Disclaimer: this is a work of fiction. It is a draft; there are mistakes, many misspellings and sometimes long periods of no updates. copyright: ion fyr 2025
Etelka was concerned with Nila’s welfare and so didn’t want to extend the trip and asked several times if there was someplace closer, though Luc had insisted Tesifon was really the only option. She relented and steered for the Pillars of Hercules. This would add another day,
As the transatlantic airship traffic was fairly sparse to begin with, the bulk of it moving between the several great European coastal cities and primarily N’Aurelia and Port Arthur in New Land, they only saw one distant glint over the ocean, a behemoth of a ship a kilometer long in the distance.
In the early evening of the second day, the passed between the Pillars, Templum Hercules on the north with its massive ancient temple atop the pinnacle, looming over the modern fort below, and more distant the Vidalian City of Teusbirk to the south, the lights just barely visible against the silloute over the coastline.
Etelka, Beatrix and Attila took turns piloting, by this point all of them were familiar with the control interfaces. Etelka insisted they fly as low as possible above the waves. She wanted to avoid interactions and there was much more traffic over the Mediterreanean than there had been over the Atlantic, and both the Brethmanic Empire and Vandalia patrolled the frontier along their mutual boundaary.
Things were going along without incident, Etelka and Pool were playing chess on a folding table in the cabin (Nila was still laid out on the table in the lounge) when Attila shouted for Etelka. They were being flagged down by a Brethmanic patrol.
It was not clear whose ship it was at first in the dark, however, moonlight soon revealed the dim outline of a Brethamic light cruiser, a hundred meters long with eight or ten guns per side.
Attila called out the semaphore signs for the rest of the cabin which he struggled to identify through binoculars.
“Ma’am, they tell us to match their speed and vector,” he paraphrased. “Our people.” meaning Imperial.
“They think we’re smugglers,” Etelka said. “They wouldn’t challenge a passenger liner, and there aren’t enough small personal ‘yachts’ like ours for them to be familiar with. Beatrix, let me have the controls, if you will, please.”
With Etelka at the controls, they made as if they were going to match the other airship’s movements, but when BYH was along side and the cruiser had slowed, Etelka pulled the nose suddenly up without even telling her companions, who stumbled and grasped for handholds. She then turned sharply to starboard, the Hut’s gondola almost scraping the dorsal rudder of the cruiser.
Now, with the cruiser below and aft of them, Etelka powered up the engines as far as she was willing to risk. Baba Yaga’s Hut headed straight for Vandalian airspace. They were well west of the urban center of Teusbirk and the coastline ahead was dark as lampblack.

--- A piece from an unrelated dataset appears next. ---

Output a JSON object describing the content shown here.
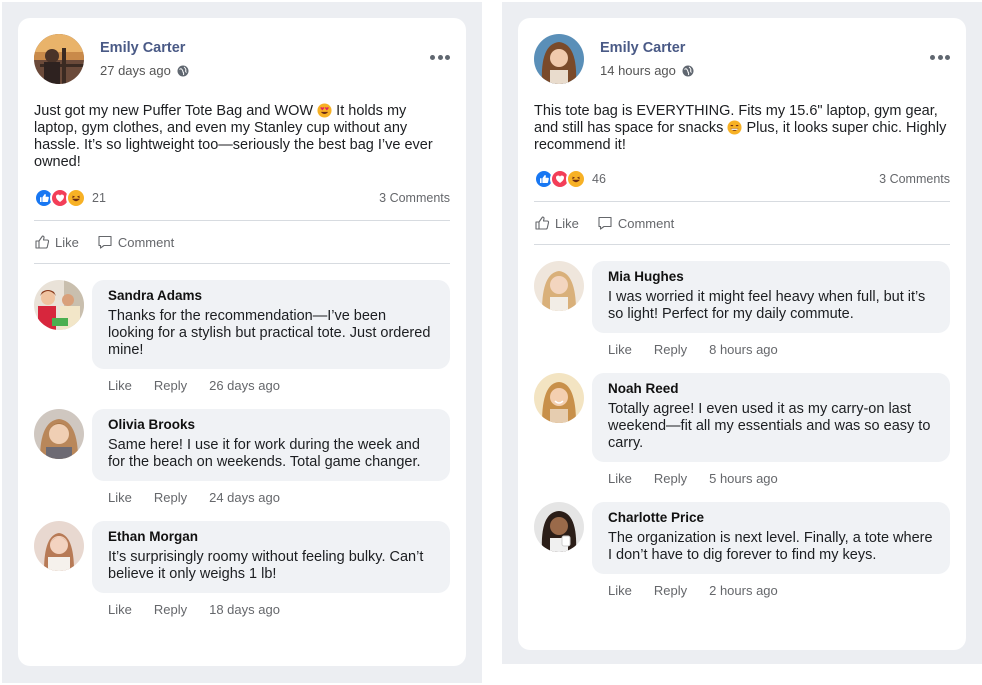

Etelka nervously checked the altimeter to keep above the waves and the upcoming ground.
Attila, still with the binoculars had slung himself in a harness and was now dangling out the open starboard door, standing on the narrow footrail, peering behind them.
Etelka resolved to have a rear porthole or two on the next incarnation of the ship.
“They are firing at us, but don’t appear to have enough altitude, nor enough desire, to hit us. Their pursuit is lazy. There were only two muzzle flairs.”
“More probably, we are already over Vandalian waters,” added Etelka, “which presents a different set of problems. Beatrix, can you see that all of our external lights are extinguished, our running flag is stowed and find something to black out all of the portholes from the engine room.